On March 15, 1922, the taxpayer filed his return for 1921, reporting no tax due thereon. The Commissioner*1710 had four years to assess the tax against the taxpayer, which would be March 15, 1926. He therefore had, under section 280(b)(1), until March 15, 1927, that is, one year after the period allowed for assessment against the taxpayer had expired, to assess the tax against these petitioners or to send a notice of deficiency to them. The notices of deficiency mailed on March 8, 1927, were timely and the statute does not bar assessment and collection from petitioners as transferees. Since the period of limitation for assessment against the taxpayer had not expired before the passage of the 1926 Act, section 280(b)(2) is not applicable.

*51 Petitioners allege that an assessment made against the estate on January 21, 1926, was ineffective upon several grounds, but in our opinion, it is immaterial whether that assessment was made at all or not, or, if made, whether it was properly made. Section 280(c) provides as follows:

(c) For the purposes of this section, if the taxpayer is deceased, or in the case of a corporation, has terminated its existence, the period of limitation for assessment against the taxpayer shall be the period that would be in effect had the death or termination*1711 of existence not occurred.

The Commissioner had the same period to assess the tax regardless of whether the taxpayer had died. He was not required to assess against either the taxpayer or his estate in order to give him the one year after the expiration of the period of assessment against the taxpayer in which to proceed against the transferees.

The remaining issue is whether the respondent erred in disallowing the deduction of $15,000 taken by the taxpayer as a bad debt. In order to be deductible the amount must have been ascertained to be worthless and charged off during the taxable year. Since no question has been raised as to the amount being duly charged off, our discussion will be limited to the question of whether the indebtedness was ascertained to be worthless in 1921.

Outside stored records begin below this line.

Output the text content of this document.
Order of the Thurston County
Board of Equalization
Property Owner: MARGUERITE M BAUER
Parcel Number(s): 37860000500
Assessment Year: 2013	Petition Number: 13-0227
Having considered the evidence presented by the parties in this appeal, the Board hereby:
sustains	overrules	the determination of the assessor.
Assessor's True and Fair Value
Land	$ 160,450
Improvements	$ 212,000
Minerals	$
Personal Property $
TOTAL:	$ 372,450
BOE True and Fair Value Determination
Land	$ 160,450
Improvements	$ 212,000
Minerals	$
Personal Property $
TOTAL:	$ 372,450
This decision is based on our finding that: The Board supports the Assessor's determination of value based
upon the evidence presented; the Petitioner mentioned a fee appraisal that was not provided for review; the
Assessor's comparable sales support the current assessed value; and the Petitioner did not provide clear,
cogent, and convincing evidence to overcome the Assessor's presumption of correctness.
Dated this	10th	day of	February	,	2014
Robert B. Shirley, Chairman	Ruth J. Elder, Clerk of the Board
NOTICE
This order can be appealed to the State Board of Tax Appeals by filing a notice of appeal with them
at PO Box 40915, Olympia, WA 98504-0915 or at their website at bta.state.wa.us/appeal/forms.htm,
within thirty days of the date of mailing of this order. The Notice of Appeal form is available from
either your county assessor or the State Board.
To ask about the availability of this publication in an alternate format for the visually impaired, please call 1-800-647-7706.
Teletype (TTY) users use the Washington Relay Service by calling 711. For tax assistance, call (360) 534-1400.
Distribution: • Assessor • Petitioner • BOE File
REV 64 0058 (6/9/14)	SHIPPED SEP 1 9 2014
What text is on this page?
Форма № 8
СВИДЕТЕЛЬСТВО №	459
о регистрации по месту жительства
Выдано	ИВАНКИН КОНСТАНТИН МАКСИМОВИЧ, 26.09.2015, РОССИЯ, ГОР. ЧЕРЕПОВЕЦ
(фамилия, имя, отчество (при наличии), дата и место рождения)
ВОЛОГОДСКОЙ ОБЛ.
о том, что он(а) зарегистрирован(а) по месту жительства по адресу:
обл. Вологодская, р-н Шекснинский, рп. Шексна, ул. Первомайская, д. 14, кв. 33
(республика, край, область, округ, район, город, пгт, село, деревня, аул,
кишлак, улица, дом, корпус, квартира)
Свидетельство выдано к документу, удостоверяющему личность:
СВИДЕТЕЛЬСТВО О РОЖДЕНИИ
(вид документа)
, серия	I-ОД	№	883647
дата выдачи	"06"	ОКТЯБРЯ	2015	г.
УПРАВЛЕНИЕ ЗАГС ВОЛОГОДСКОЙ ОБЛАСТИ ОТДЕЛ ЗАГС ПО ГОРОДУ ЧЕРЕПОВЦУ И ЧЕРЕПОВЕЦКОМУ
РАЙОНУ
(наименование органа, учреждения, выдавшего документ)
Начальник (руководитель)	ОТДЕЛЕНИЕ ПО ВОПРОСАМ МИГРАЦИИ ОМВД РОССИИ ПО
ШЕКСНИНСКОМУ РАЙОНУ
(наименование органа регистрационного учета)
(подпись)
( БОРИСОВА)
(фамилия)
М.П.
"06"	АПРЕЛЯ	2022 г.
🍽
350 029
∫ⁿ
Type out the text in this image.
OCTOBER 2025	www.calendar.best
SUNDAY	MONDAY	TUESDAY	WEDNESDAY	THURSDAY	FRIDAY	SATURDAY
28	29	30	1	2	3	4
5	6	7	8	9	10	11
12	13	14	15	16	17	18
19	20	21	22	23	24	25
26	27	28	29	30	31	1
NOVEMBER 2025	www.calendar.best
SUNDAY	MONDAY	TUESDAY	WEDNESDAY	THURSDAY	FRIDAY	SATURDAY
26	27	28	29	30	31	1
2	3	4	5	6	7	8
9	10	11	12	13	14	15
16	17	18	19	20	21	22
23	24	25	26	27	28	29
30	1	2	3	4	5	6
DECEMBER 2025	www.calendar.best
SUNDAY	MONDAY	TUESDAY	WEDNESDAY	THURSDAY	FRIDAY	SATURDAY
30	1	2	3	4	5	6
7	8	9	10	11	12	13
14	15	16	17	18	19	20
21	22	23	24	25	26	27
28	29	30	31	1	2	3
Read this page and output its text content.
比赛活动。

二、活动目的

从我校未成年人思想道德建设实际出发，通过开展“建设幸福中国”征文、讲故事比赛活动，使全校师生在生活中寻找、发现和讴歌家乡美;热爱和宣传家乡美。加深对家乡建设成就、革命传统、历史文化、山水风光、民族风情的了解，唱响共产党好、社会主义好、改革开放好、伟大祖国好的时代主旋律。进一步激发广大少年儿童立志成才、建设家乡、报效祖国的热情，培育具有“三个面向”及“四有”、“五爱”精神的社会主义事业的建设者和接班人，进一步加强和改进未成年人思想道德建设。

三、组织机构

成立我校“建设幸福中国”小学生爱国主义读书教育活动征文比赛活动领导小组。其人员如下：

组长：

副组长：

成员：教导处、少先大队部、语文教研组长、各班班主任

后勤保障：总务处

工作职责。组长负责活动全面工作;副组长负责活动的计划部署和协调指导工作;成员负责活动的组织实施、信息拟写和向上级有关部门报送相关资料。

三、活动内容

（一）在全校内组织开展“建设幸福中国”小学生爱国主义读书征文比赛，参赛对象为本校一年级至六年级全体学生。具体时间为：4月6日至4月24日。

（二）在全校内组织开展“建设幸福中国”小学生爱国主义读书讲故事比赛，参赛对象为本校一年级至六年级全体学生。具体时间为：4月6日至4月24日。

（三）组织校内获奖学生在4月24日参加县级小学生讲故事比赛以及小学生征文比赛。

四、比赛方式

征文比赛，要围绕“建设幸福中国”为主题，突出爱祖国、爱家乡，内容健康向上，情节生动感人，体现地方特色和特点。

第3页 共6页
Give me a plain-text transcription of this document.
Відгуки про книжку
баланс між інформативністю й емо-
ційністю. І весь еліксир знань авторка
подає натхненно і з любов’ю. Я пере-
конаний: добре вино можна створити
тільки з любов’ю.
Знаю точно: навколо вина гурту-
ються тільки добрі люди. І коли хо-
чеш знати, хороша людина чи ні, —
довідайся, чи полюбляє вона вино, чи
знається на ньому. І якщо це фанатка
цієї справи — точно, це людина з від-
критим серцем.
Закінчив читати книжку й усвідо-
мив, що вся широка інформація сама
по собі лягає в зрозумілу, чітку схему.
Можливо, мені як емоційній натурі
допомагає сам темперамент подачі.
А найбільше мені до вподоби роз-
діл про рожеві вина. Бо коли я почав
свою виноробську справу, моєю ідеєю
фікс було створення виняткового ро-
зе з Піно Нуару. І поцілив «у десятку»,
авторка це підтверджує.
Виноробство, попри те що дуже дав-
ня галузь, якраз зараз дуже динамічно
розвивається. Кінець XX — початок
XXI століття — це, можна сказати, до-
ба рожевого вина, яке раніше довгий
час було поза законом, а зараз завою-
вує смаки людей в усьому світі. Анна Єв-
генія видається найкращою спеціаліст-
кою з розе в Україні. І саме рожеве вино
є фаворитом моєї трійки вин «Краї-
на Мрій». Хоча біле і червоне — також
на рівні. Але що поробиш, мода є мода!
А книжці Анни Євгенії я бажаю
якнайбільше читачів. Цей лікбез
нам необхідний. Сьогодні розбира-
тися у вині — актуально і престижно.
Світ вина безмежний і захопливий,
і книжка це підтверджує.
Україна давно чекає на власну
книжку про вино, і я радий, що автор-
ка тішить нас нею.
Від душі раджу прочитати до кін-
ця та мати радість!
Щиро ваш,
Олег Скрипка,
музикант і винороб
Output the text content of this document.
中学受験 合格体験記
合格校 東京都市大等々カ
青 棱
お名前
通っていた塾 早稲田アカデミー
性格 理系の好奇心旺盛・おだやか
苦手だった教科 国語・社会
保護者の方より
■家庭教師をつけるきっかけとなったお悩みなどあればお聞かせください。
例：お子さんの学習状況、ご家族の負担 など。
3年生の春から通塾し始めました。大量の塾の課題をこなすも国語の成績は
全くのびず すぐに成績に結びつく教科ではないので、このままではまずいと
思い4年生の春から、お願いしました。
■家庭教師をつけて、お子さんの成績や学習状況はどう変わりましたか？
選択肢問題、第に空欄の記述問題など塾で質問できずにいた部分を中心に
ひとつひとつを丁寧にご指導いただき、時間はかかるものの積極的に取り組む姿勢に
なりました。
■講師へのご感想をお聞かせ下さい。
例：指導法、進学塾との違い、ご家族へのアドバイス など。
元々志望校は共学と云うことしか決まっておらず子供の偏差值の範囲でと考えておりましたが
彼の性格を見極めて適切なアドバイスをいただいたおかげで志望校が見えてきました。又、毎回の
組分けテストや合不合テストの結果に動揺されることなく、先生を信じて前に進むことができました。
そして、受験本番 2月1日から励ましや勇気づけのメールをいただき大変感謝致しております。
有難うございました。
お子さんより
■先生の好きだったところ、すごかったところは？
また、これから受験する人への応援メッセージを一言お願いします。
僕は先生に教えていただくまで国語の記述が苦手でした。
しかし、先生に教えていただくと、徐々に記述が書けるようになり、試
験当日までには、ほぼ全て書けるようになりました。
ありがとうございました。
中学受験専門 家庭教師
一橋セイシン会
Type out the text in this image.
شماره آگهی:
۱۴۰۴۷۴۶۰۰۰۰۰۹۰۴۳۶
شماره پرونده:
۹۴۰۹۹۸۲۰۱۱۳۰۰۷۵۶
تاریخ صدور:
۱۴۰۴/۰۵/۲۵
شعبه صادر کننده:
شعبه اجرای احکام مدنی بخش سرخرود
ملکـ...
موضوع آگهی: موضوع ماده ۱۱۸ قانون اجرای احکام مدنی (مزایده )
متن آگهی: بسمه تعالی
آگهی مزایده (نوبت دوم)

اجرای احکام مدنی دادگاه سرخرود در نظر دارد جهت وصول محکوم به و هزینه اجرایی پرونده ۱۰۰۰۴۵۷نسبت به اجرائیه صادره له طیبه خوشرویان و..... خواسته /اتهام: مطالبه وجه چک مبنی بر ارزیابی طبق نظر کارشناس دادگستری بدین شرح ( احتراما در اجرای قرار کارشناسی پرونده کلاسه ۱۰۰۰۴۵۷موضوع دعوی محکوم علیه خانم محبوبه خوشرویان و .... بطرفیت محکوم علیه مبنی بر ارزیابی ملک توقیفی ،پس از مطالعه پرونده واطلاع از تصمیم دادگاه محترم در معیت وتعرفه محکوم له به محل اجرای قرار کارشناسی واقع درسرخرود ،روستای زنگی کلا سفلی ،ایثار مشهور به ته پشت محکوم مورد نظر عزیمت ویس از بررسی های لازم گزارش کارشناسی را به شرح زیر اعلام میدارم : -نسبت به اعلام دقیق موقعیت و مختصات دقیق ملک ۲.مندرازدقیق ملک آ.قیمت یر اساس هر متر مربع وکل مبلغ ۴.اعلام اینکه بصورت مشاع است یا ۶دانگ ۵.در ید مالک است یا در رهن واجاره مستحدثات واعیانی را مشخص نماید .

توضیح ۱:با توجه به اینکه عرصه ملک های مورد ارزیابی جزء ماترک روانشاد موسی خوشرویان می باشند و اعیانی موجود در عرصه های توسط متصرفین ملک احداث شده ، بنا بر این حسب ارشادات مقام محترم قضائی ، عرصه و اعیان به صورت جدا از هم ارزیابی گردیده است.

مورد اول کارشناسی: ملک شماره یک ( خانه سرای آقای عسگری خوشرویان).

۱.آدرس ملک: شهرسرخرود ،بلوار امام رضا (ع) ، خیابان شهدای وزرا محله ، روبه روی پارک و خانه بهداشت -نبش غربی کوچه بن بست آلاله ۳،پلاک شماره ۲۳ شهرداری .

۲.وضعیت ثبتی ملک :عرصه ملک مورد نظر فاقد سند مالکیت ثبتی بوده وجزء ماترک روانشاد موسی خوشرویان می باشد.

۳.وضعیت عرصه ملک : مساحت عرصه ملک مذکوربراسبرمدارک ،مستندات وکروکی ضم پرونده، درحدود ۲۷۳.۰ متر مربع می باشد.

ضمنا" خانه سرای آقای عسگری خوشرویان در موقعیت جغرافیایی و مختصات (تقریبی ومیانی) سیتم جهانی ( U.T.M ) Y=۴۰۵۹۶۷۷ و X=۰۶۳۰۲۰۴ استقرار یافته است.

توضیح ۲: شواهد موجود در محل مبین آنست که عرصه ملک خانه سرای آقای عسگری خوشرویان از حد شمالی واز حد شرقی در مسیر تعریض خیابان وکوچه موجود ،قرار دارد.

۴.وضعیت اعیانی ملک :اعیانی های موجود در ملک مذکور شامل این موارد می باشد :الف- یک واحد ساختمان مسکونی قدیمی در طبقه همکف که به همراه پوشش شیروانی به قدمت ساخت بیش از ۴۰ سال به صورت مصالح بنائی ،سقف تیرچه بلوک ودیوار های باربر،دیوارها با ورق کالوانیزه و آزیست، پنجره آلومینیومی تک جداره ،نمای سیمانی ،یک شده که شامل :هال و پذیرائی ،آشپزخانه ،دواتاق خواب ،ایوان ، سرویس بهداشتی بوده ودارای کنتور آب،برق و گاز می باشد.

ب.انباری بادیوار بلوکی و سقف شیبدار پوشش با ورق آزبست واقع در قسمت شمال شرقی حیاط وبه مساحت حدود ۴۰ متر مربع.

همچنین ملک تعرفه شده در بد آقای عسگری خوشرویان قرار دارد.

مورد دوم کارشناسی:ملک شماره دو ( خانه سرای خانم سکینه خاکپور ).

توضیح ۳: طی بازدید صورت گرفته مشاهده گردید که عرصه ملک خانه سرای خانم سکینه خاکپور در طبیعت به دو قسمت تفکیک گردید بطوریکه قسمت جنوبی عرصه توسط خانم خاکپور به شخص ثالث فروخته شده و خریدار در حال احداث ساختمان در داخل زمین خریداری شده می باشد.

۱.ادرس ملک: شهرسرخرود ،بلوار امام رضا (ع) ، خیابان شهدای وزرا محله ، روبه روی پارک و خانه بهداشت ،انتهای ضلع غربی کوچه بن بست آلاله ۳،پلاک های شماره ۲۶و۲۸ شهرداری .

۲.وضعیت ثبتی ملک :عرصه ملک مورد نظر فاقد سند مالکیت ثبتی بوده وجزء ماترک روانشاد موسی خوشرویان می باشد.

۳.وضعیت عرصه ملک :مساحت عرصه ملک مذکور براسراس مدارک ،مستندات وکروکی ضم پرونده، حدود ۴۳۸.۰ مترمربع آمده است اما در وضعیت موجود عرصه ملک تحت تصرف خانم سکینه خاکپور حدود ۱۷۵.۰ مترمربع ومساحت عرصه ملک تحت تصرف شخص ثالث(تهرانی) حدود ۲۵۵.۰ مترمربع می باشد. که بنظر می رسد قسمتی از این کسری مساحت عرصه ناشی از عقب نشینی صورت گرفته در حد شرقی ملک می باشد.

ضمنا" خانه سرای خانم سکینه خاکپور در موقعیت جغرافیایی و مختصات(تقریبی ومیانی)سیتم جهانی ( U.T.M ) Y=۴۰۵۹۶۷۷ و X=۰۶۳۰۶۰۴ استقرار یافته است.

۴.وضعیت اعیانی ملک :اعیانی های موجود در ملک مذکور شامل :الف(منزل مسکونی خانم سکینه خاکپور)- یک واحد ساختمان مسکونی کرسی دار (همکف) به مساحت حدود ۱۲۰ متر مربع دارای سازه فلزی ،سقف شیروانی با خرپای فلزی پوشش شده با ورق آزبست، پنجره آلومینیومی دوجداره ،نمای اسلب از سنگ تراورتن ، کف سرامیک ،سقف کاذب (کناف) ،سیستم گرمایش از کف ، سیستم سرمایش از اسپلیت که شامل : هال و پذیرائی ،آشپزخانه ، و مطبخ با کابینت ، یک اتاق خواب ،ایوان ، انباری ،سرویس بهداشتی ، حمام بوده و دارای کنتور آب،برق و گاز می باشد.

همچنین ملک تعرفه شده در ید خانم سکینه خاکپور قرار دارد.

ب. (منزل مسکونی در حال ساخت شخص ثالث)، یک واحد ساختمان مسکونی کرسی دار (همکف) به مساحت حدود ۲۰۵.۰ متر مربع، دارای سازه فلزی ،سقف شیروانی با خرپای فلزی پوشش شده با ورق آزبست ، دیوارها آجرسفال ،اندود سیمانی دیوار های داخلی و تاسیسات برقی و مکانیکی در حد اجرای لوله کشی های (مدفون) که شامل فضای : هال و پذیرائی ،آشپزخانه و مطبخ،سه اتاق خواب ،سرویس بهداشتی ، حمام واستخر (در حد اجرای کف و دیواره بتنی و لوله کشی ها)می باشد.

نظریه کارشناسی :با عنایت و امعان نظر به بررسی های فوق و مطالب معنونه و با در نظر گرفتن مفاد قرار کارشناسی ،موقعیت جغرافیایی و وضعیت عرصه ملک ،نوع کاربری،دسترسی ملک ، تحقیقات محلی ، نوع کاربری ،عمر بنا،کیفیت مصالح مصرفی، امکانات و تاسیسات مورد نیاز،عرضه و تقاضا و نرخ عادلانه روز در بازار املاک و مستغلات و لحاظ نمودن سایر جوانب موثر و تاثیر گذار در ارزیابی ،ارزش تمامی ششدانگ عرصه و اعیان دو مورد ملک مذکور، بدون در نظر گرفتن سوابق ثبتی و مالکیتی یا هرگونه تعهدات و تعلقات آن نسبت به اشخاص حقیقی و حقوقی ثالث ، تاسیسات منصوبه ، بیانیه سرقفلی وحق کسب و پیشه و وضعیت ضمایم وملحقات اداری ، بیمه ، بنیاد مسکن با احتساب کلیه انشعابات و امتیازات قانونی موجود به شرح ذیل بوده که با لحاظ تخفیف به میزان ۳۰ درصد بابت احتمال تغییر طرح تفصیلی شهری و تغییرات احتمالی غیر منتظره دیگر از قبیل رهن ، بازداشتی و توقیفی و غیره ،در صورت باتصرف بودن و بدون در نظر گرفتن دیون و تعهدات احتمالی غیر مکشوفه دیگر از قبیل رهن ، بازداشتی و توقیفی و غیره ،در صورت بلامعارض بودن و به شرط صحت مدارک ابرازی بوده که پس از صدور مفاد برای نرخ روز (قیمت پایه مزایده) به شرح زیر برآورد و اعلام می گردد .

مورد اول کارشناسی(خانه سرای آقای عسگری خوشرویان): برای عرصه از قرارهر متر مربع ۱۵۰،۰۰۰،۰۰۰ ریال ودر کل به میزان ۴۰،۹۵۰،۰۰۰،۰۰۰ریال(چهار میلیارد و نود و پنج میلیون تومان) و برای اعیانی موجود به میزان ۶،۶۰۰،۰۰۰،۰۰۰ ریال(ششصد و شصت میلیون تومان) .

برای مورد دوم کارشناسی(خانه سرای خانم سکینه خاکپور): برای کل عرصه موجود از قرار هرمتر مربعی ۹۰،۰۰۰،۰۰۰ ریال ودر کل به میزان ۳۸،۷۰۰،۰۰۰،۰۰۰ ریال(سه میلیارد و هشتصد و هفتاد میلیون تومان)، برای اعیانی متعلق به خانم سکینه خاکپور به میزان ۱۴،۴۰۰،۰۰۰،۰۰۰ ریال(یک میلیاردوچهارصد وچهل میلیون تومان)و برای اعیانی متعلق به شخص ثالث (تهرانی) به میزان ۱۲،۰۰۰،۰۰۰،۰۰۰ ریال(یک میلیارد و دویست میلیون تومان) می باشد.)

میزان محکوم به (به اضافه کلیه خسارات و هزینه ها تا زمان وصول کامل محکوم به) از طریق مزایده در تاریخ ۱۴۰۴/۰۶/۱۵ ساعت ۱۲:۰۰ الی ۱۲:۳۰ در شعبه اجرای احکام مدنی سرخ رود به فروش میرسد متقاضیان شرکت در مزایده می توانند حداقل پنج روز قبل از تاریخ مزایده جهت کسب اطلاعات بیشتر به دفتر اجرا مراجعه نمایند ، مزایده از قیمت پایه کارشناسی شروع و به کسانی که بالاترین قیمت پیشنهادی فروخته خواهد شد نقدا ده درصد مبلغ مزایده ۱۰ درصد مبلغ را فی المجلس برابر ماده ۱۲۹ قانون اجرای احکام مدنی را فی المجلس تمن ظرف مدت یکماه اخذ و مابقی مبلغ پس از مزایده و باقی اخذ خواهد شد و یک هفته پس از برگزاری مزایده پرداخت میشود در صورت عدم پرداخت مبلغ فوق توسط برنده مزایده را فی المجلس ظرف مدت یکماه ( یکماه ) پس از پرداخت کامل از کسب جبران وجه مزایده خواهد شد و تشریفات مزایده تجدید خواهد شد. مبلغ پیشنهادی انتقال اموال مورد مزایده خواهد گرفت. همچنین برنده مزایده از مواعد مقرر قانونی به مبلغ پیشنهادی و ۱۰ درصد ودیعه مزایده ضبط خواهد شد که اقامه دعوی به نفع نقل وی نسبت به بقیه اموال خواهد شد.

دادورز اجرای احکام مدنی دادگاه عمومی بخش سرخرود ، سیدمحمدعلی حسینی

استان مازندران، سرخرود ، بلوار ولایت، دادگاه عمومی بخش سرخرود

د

The indebtedness represented loans made by the taxpayer during 1915 to the Betsy Ross Candy Company, which in that year surrendered its charter and went out of business. What its financial condition was at the time it went out of business we do not know, except that it was such that the taxpayer lost his investment in its stock. Whether the corporation before dissolution was in a position to have*1712 paid any part or all of the indebtedness is not disclosed by the record. All we know is that the indebtedness was not paid, and after the dissolution and surrender of its charter of course it could not pay. The Betsy Ross Candy Manufacturing Company, which was formed about the time of the dissolution of the Betsy Ross Candy Manufacturing Company of Illinois, gave to the taxpayer its notes for the indebtedness owing to him by the dissolved corporation.

The petitioners state in their brief that the Betsy Ross Candy Manufacturing Company was under no legal obligation to pay the taxpayer for the money advanced by him to the dissolved corporation. If not, then the indebtedness became worthless in 1915 when the old corporation was dissolved. If it was liable, then there is no evidence that anything occurred in 1921 which would have warranted an ascertainment of worthlessness in that year any more than in any other year subsequent to 1915, or even subsequent to 1921. The taxpayer stated in his return that he had canceled the indebtedness and the amount was added to surplus of the corporation. If this be true *52 and there is no evidence on the question sufficient to overcome*1713 such statement by the taxpayer, then, of course, no deduction is allowable.

Since the petitioners have failed to introduce evidence sufficient to overcome the presumption of correctness of the Commissioner's determination, we think the action of the respondent in disallowing the deduction must be sustained.

Judgment will be entered under Rule 50.